The following code is an example of what might appear in "goto.php" (or whatever you name your file): <?php
header('HTTP/1.0 302 Moved Permanently');
header('Location: '.stripslashes($_GET['q']));
header('Expires: 0');

if (mysql_connect('localhost','username','password')) {
   mysql_select_db('mydatabase');
   if (mysql_query('update trackingtable set clicks=clicks+1 where urlhash="'.md5($_GET['q']).'"')) {
      if (!mysql_affected_rows())
         mysql_query('insert into trackingtable set clicks=1, url="'.$_GET['q'].'", urlhash="'.md5($_GET['q']).'"');
   }
}
?>
The first two lines tell the reader's web browser to go to the original link that was taken from the feed.
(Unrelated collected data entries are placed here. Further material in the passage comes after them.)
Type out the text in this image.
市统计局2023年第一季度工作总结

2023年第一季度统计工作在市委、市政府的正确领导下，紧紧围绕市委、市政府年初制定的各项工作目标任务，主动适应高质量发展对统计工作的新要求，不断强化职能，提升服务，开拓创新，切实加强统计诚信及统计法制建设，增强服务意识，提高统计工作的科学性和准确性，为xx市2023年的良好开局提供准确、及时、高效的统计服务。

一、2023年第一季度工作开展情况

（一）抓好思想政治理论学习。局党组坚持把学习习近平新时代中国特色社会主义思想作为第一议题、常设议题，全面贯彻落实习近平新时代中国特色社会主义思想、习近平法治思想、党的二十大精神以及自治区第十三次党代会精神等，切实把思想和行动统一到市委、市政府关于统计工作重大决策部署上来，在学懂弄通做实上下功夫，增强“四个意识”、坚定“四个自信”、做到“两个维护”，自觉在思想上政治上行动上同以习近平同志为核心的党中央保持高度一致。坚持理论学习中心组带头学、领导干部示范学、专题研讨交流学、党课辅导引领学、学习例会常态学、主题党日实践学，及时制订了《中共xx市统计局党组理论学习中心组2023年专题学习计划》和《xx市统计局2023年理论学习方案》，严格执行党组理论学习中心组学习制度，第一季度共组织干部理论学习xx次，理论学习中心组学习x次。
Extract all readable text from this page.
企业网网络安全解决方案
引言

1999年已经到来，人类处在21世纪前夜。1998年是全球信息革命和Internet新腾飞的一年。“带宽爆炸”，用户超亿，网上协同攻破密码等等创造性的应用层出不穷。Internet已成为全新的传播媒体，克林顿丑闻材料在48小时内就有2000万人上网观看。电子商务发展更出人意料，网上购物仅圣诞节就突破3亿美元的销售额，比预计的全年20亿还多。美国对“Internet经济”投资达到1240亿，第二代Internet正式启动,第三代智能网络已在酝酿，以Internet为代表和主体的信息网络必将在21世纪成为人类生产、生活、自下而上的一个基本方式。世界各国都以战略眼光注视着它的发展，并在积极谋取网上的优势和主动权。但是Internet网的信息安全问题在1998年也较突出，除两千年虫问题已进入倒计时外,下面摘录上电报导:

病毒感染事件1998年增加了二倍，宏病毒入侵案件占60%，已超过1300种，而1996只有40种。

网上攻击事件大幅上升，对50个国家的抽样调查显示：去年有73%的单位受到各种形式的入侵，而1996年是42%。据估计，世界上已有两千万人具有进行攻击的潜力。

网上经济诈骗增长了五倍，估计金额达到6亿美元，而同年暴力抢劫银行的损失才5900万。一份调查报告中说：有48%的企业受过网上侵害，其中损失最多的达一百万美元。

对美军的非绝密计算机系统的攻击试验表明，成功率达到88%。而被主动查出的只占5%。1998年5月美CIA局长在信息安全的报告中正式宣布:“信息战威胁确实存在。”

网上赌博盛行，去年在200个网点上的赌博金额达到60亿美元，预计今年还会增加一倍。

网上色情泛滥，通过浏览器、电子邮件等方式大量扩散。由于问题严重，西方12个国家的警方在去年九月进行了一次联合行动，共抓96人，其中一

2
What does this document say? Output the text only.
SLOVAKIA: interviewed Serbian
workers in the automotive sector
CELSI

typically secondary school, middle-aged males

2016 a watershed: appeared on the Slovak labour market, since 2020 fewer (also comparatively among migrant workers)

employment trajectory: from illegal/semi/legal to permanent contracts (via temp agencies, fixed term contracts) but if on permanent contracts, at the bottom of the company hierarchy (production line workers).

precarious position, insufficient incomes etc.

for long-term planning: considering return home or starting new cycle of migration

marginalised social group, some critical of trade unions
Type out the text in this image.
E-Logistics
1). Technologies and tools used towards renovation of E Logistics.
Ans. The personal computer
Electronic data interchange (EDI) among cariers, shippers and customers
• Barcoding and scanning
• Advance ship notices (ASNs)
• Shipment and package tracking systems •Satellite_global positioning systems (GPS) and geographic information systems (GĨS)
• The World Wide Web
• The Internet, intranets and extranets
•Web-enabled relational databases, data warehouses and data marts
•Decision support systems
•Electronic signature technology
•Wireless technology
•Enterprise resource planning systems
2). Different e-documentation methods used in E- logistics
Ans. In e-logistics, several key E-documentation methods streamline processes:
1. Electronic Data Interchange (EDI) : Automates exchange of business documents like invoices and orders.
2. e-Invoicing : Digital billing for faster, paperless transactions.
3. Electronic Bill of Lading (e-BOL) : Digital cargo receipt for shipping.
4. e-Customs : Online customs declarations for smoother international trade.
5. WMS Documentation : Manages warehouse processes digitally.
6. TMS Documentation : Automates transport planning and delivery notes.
A "302" or permanent redirect is used so that the original link target gets credit for the inbound link -- this is essentially how you "pay" the content creator for the use of their content.

The third line (the "Expires" header) ensures that if the same reader clicks the same link again, their browser will visit your tracking script so that you can count the click again before they go on to the final link target.

The MySQL code connects to your database and attempts to update the click count for the URL that was clicked. If the update fails (mysql_affected_rows = 0), it assumes that the failure occurred because no clicks have been recorded for that link yet, so it's not in the database. In that case, it inserts a new record into the database for that link.

The reason for using the MD5 hash of the URL is to minimize the length of the text that MySQL has to search for to find the record to be updated. An MD5 hash is always 32 characters long, but a URL could be virtually any length. So "urlhash" could be a "char(32)" field. "url" should probably be a "text" field.